O UFW no Ansible é a defesa em profundidade: protege contra movimento lateral dentro da rede DO, contra bugs no firewall gerenciado, e fornece regras específicas por processo que o firewall de rede não consegue expressar.
O problema do cloud-init timing
Essa é a parte que tutoriais ignoram: o terraform apply retorna quando a API da DigitalOcean confirma que o Droplet foi criado. Não quando o cloud-init terminou. Não quando o SSH está respondendo. Não quando o Python3 está instalado.

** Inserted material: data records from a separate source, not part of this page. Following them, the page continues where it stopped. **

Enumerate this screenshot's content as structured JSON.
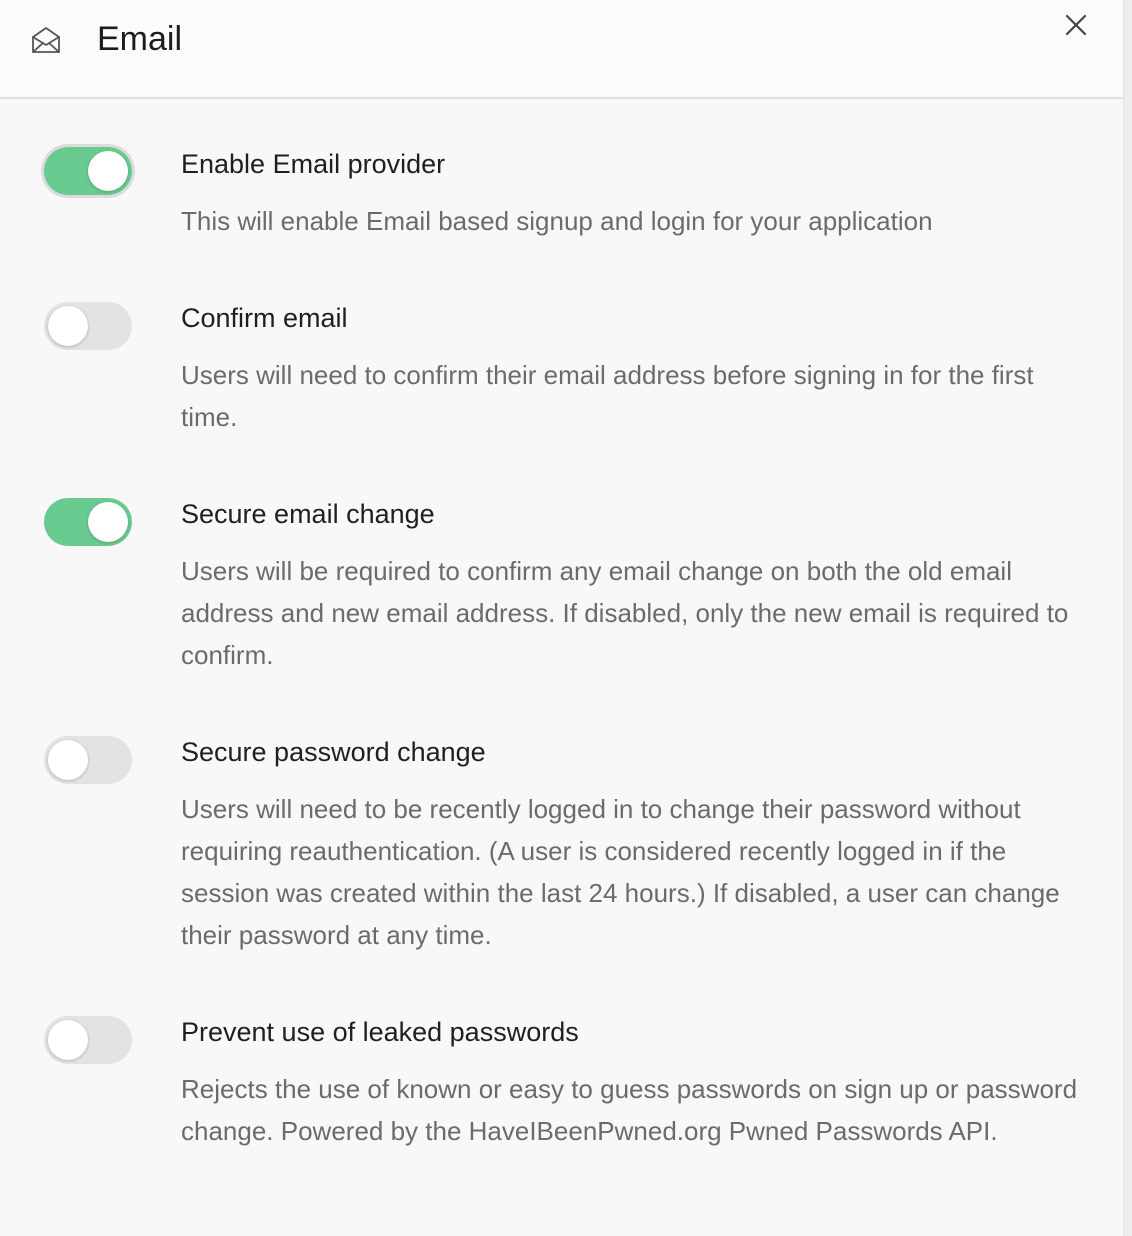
{
  "header": {
    "title": "Email",
    "icon": "envelope-open-icon",
    "close_icon": "close-icon"
  },
  "colors": {
    "toggle_on": "#6acb90",
    "toggle_off": "#e3e3e3"
  },
  "settings": [
    {
      "title": "Enable Email provider",
      "description": "This will enable Email based signup and login for your application",
      "enabled": true
    },
    {
      "title": "Confirm email",
      "description": "Users will need to confirm their email address before signing in for the first time.",
      "enabled": false
    },
    {
      "title": "Secure email change",
      "description": "Users will be required to confirm any email change on both the old email address and new email address. If disabled, only the new email is required to confirm.",
      "enabled": true
    },
    {
      "title": "Secure password change",
      "description": "Users will need to be recently logged in to change their password without requiring reauthentication. (A user is considered recently logged in if the session was created within the last 24 hours.) If disabled, a user can change their password at any time.",
      "enabled": false
    },
    {
      "title": "Prevent use of leaked passwords",
      "description": "Rejects the use of known or easy to guess passwords on sign up or password change. Powered by the HaveIBeenPwned.org Pwned Passwords API.",
      "enabled": false
    }
  ]
}
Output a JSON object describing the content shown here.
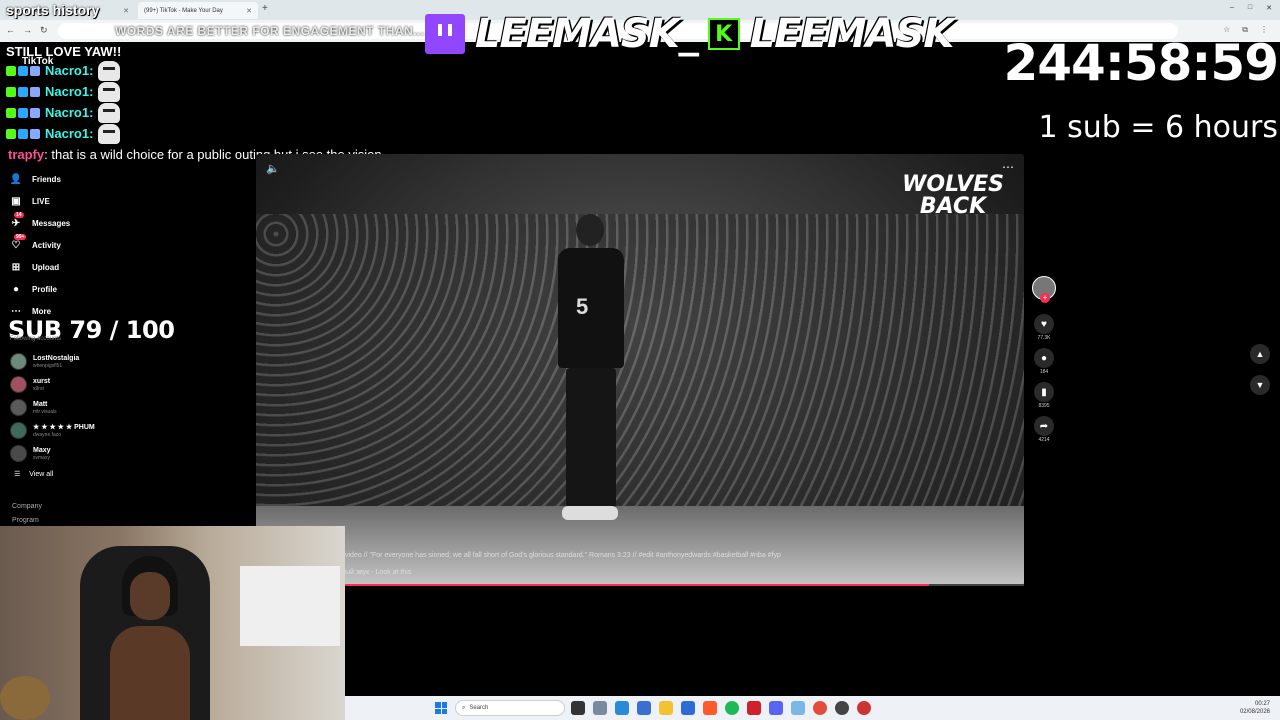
{
  "browser": {
    "tabs": [
      {
        "label": "Sports history"
      },
      {
        "label": "(99+) TikTok - Make Your Day"
      }
    ],
    "new_tab": "+",
    "window_controls": [
      "–",
      "□",
      "✕"
    ]
  },
  "overlay": {
    "title": "sports history",
    "marquee": "WORDS ARE BETTER FOR ENGAGEMENT THAN...",
    "banner_twitch_name": "LEEMASK_",
    "banner_kick_letter": "K",
    "banner_kick_name": "LEEMASK",
    "timer": "244:58:59",
    "sub_rate": "1 sub = 6 hours",
    "sub_goal": "SUB 79 / 100"
  },
  "chat": {
    "first": "STILL LOVE YAW!!",
    "lines": [
      {
        "user": "Nacro1:"
      },
      {
        "user": "Nacro1:"
      },
      {
        "user": "Nacro1:"
      },
      {
        "user": "Nacro1:"
      }
    ],
    "last_user": "trapfy",
    "last_message": ": that is a wild choice for a public outing but i see the vision"
  },
  "tiktok": {
    "logo": "TikTok",
    "nav": [
      {
        "label": "Friends",
        "icon": "friends-icon"
      },
      {
        "label": "LIVE",
        "icon": "live-icon"
      },
      {
        "label": "Messages",
        "icon": "messages-icon",
        "badge": "14"
      },
      {
        "label": "Activity",
        "icon": "activity-icon",
        "badge": "99+"
      },
      {
        "label": "Upload",
        "icon": "upload-icon"
      },
      {
        "label": "Profile",
        "icon": "profile-icon"
      },
      {
        "label": "More",
        "icon": "more-icon"
      }
    ],
    "following_header": "Following accounts",
    "following": [
      {
        "name": "LostNostalgia",
        "handle": "whenpigsfl51"
      },
      {
        "name": "xurst",
        "handle": "x9rst"
      },
      {
        "name": "Matt",
        "handle": "mtr.visuals"
      },
      {
        "name": "★ ★ ★ ★ ★ PHUM",
        "handle": "dwayne.fazo"
      },
      {
        "name": "Maxy",
        "handle": "svmaxy"
      }
    ],
    "view_all": "View all",
    "footer": [
      "Company",
      "Program"
    ]
  },
  "video": {
    "watermark_line1": "WOLVES",
    "watermark_line2": "BACK",
    "jersey_number": "5",
    "caption": "video // \"For everyone has sinned; we all fall short of God's glorious standard.\" Romans 3:23 // #edit #anthonyedwards #basketball #nba #fyp",
    "music": "ый звук - Look at this",
    "progress": 0.86
  },
  "actions": {
    "likes": "77.3K",
    "comments": "184",
    "saves": "8395",
    "shares": "4214"
  },
  "taskbar": {
    "search_placeholder": "Search",
    "time": "00:27",
    "date": "02/08/2026"
  },
  "colors": {
    "tiktok_red": "#fe2c55",
    "twitch_purple": "#9146ff",
    "kick_green": "#53fc18",
    "chat_user": "#3ff5e6"
  }
}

O user_data no Droplet executa um cloud-init.sh mínimo:
#!/bin/bash
set -euo pipefail
apt-get update -qq
apt-get install -y -qq python3 python3-pip
Sem o Python3, o Ansible falha silenciosamente na primeira task. O Makefile resolve com um sleep 30 explícito no target apply:
apply:
terraform -chdir=$(INFRA_DIR) apply -auto-approve
@echo "⏳ Aguardando cloud-init finalizar (30s)..."
@sleep 30
Trinta segundos é o tempo suficiente para um Droplet com s-1vcpu-1gb completar o cloud-init numa região com latência baixa. A solução de produção correta seria um task wait_for_connection no início do playbook Ansible:
- name: Aguardar SSH disponível
ansible.builtin.wait_for_connection:
timeout: 120
delay: 10
Isso bloqueia o playbook até o Droplet responder em vez de fazer uma aposta num timeout fixo. Para um lab, sleep 30 é honesto sobre a limitação — em produção, use wait_for_connection.

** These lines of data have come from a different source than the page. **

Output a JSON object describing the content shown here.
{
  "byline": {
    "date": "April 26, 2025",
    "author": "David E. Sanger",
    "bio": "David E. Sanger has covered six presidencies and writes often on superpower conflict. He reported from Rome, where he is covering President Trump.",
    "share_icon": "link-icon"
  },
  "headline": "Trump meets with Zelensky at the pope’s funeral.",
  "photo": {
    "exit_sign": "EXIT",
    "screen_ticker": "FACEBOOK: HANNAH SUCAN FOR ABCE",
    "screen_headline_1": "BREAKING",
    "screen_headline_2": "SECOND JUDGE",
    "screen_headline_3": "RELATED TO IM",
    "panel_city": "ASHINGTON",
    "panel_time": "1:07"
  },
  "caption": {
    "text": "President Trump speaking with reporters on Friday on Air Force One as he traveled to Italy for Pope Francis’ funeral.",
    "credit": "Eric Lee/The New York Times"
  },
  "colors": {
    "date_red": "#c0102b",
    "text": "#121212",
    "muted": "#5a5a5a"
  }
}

Por que cloud-init mínimo e Ansible faz o trabalho pesado
A tentação é colocar toda a configuração no user_data: instalar Nginx, configurar UFW, tudo num script bash. Funciona na primeira execução. Não é idempotente. Não tem rollback. Não tem verificação de estado. Não é testável em isolamento.

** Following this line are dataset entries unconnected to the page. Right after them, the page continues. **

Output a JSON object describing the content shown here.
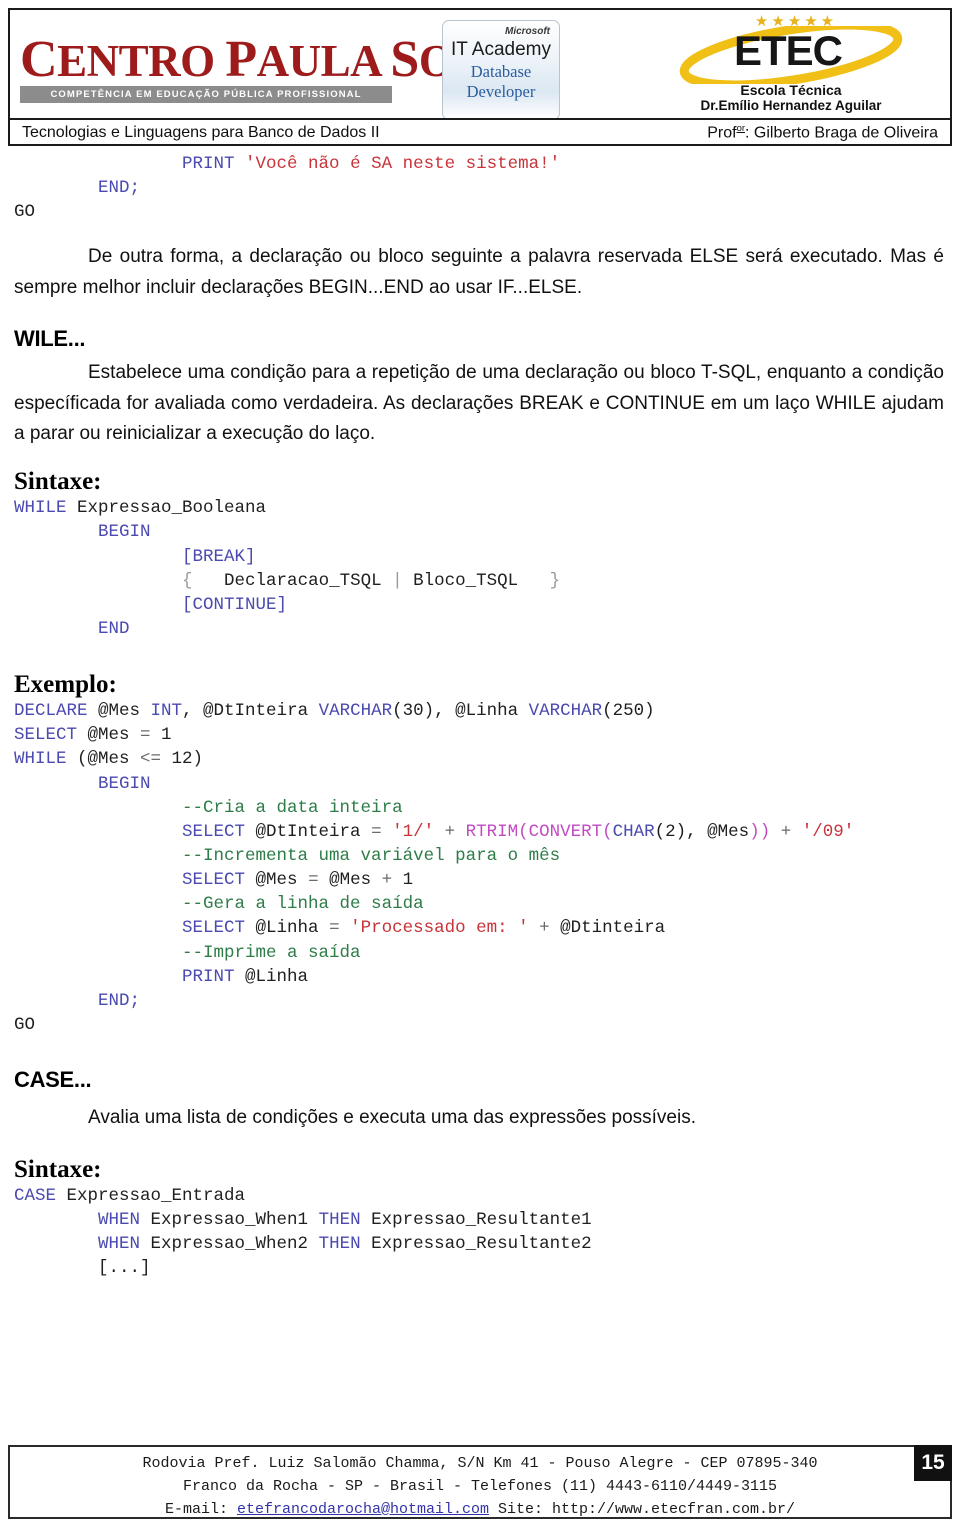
{
  "header": {
    "cps_logo": {
      "wordmark": "CENTRO PAULA SOUZA",
      "tagline": "COMPETÊNCIA EM EDUCAÇÃO PÚBLICA PROFISSIONAL"
    },
    "ms_badge": {
      "brand": "Microsoft",
      "line1": "IT Academy",
      "line2": "Database",
      "line3": "Developer"
    },
    "etec_logo": {
      "stars": "★★★★★",
      "wordmark": "ETEC",
      "sub1": "Escola Técnica",
      "sub2": "Dr.Emílio Hernandez Aguilar"
    },
    "course_title": "Tecnologias e Linguagens para Banco de Dados II",
    "professor_prefix": "Prof",
    "professor_suffix": "or",
    "professor_name": ": Gilberto Braga de Oliveira"
  },
  "content": {
    "top_code": [
      {
        "indent": 4,
        "tokens": [
          {
            "t": "PRINT ",
            "c": "kw"
          },
          {
            "t": "'Você não é SA neste sistema!'",
            "c": "str"
          }
        ]
      },
      {
        "indent": 2,
        "tokens": [
          {
            "t": "END",
            "c": "kw"
          },
          {
            "t": ";",
            "c": "kw"
          }
        ]
      },
      {
        "indent": 0,
        "tokens": [
          {
            "t": "GO",
            "c": "plain"
          }
        ]
      }
    ],
    "para_else": "De outra forma, a declaração ou bloco seguinte a palavra reservada ELSE  será executado. Mas é sempre melhor incluir declarações BEGIN...END ao usar IF...ELSE.",
    "while_heading": "WILE...",
    "para_while": "Estabelece uma condição para a repetição de uma declaração ou bloco T-SQL, enquanto a condição específicada for avaliada como verdadeira. As declarações BREAK e CONTINUE em um laço WHILE  ajudam a parar ou reinicializar a execução do laço.",
    "sintaxe_label_1": "Sintaxe:",
    "while_syntax_code": [
      {
        "indent": 0,
        "tokens": [
          {
            "t": "WHILE ",
            "c": "kw"
          },
          {
            "t": "Expressao_Booleana",
            "c": "plain"
          }
        ]
      },
      {
        "indent": 2,
        "tokens": [
          {
            "t": "BEGIN",
            "c": "kw"
          }
        ]
      },
      {
        "indent": 4,
        "tokens": [
          {
            "t": "[BREAK]",
            "c": "kw"
          }
        ]
      },
      {
        "indent": 4,
        "tokens": [
          {
            "t": "{",
            "c": "faint"
          },
          {
            "t": "   Declaracao_TSQL ",
            "c": "plain"
          },
          {
            "t": "| ",
            "c": "faint"
          },
          {
            "t": "Bloco_TSQL   ",
            "c": "plain"
          },
          {
            "t": "}",
            "c": "faint"
          }
        ]
      },
      {
        "indent": 4,
        "tokens": [
          {
            "t": "[CONTINUE]",
            "c": "kw"
          }
        ]
      },
      {
        "indent": 2,
        "tokens": [
          {
            "t": "END",
            "c": "kw"
          }
        ]
      }
    ],
    "exemplo_label": "Exemplo:",
    "while_example_code": [
      {
        "indent": 0,
        "tokens": [
          {
            "t": "DECLARE ",
            "c": "kw"
          },
          {
            "t": "@Mes ",
            "c": "plain"
          },
          {
            "t": "INT",
            "c": "kw"
          },
          {
            "t": ", @DtInteira ",
            "c": "plain"
          },
          {
            "t": "VARCHAR",
            "c": "kw"
          },
          {
            "t": "(30), @Linha ",
            "c": "plain"
          },
          {
            "t": "VARCHAR",
            "c": "kw"
          },
          {
            "t": "(250)",
            "c": "plain"
          }
        ]
      },
      {
        "indent": 0,
        "tokens": [
          {
            "t": "SELECT ",
            "c": "kw"
          },
          {
            "t": "@Mes ",
            "c": "plain"
          },
          {
            "t": "= ",
            "c": "op"
          },
          {
            "t": "1",
            "c": "plain"
          }
        ]
      },
      {
        "indent": 0,
        "tokens": [
          {
            "t": "WHILE ",
            "c": "kw"
          },
          {
            "t": "(@Mes ",
            "c": "plain"
          },
          {
            "t": "<= ",
            "c": "op"
          },
          {
            "t": "12)",
            "c": "plain"
          }
        ]
      },
      {
        "indent": 2,
        "tokens": [
          {
            "t": "BEGIN",
            "c": "kw"
          }
        ]
      },
      {
        "indent": 4,
        "tokens": [
          {
            "t": "--Cria a data inteira",
            "c": "cmt"
          }
        ]
      },
      {
        "indent": 4,
        "tokens": [
          {
            "t": "SELECT ",
            "c": "kw"
          },
          {
            "t": "@DtInteira ",
            "c": "plain"
          },
          {
            "t": "= ",
            "c": "op"
          },
          {
            "t": "'1/'",
            "c": "str"
          },
          {
            "t": " + ",
            "c": "op"
          },
          {
            "t": "RTRIM(CONVERT(",
            "c": "fn"
          },
          {
            "t": "CHAR",
            "c": "kw"
          },
          {
            "t": "(2), @Mes",
            "c": "plain"
          },
          {
            "t": "))",
            "c": "fn"
          },
          {
            "t": " + ",
            "c": "op"
          },
          {
            "t": "'/09'",
            "c": "str"
          }
        ]
      },
      {
        "indent": 4,
        "tokens": [
          {
            "t": "--Incrementa uma variável para o mês",
            "c": "cmt"
          }
        ]
      },
      {
        "indent": 4,
        "tokens": [
          {
            "t": "SELECT ",
            "c": "kw"
          },
          {
            "t": "@Mes ",
            "c": "plain"
          },
          {
            "t": "= ",
            "c": "op"
          },
          {
            "t": "@Mes ",
            "c": "plain"
          },
          {
            "t": "+ ",
            "c": "op"
          },
          {
            "t": "1",
            "c": "plain"
          }
        ]
      },
      {
        "indent": 4,
        "tokens": [
          {
            "t": "--Gera a linha de saída",
            "c": "cmt"
          }
        ]
      },
      {
        "indent": 4,
        "tokens": [
          {
            "t": "SELECT ",
            "c": "kw"
          },
          {
            "t": "@Linha ",
            "c": "plain"
          },
          {
            "t": "= ",
            "c": "op"
          },
          {
            "t": "'Processado em: '",
            "c": "str"
          },
          {
            "t": " + ",
            "c": "op"
          },
          {
            "t": "@Dtinteira",
            "c": "plain"
          }
        ]
      },
      {
        "indent": 4,
        "tokens": [
          {
            "t": "--Imprime a saída",
            "c": "cmt"
          }
        ]
      },
      {
        "indent": 4,
        "tokens": [
          {
            "t": "PRINT ",
            "c": "kw"
          },
          {
            "t": "@Linha",
            "c": "plain"
          }
        ]
      },
      {
        "indent": 2,
        "tokens": [
          {
            "t": "END;",
            "c": "kw"
          }
        ]
      },
      {
        "indent": 0,
        "tokens": [
          {
            "t": "GO",
            "c": "plain"
          }
        ]
      }
    ],
    "case_heading": "CASE...",
    "para_case": "Avalia uma lista de condições e executa uma das expressões possíveis.",
    "sintaxe_label_2": "Sintaxe:",
    "case_syntax_code": [
      {
        "indent": 0,
        "tokens": [
          {
            "t": "CASE ",
            "c": "kw"
          },
          {
            "t": "Expressao_Entrada",
            "c": "plain"
          }
        ]
      },
      {
        "indent": 2,
        "tokens": [
          {
            "t": "WHEN ",
            "c": "kw"
          },
          {
            "t": "Expressao_When1 ",
            "c": "plain"
          },
          {
            "t": "THEN ",
            "c": "kw"
          },
          {
            "t": "Expressao_Resultante1",
            "c": "plain"
          }
        ]
      },
      {
        "indent": 2,
        "tokens": [
          {
            "t": "WHEN ",
            "c": "kw"
          },
          {
            "t": "Expressao_When2 ",
            "c": "plain"
          },
          {
            "t": "THEN ",
            "c": "kw"
          },
          {
            "t": "Expressao_Resultante2",
            "c": "plain"
          }
        ]
      },
      {
        "indent": 2,
        "tokens": [
          {
            "t": "[...]",
            "c": "plain"
          }
        ]
      }
    ]
  },
  "footer": {
    "line1": "Rodovia Pref. Luiz Salomão Chamma, S/N Km 41 - Pouso Alegre - CEP 07895-340",
    "line2": "Franco da Rocha - SP - Brasil - Telefones (11) 4443-6110/4449-3115",
    "line3_prefix": "E-mail: ",
    "line3_email": "etefrancodarocha@hotmail.com",
    "line3_suffix": " Site: http://www.etecfran.com.br/",
    "page_number": "15"
  },
  "colors": {
    "keyword": "#4a4ab0",
    "string": "#c7343a",
    "comment": "#2e7d49",
    "function": "#c24bc2",
    "cps_red": "#9e1b1b",
    "etec_gold": "#e8b21c",
    "ms_blue": "#2b5d9e"
  }
}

O cloud-init.sh desse projeto instala apenas o Python3 — o mínimo para que o Ansible possa se conectar. Toda a lógica de configuração fica no playbook, que é:
- Idempotente: rodar duas vezes tem o mesmo resultado que rodar uma
- Auditável: cada task tem um nome que descreve o que faz
- Versionado: o estado desejado do servidor está no repositório
- Testável: pode ser executado contra qualquer host com o mesmo inventário
- name: Enable UFW (default deny)
community.general.ufw:
state: enabled
policy: deny
direction: incoming
Um script bash que roda uma vez durante o boot não oferece nenhuma dessas garantias.
Código disponível em github.com/nilo-lima/devops-master-lab.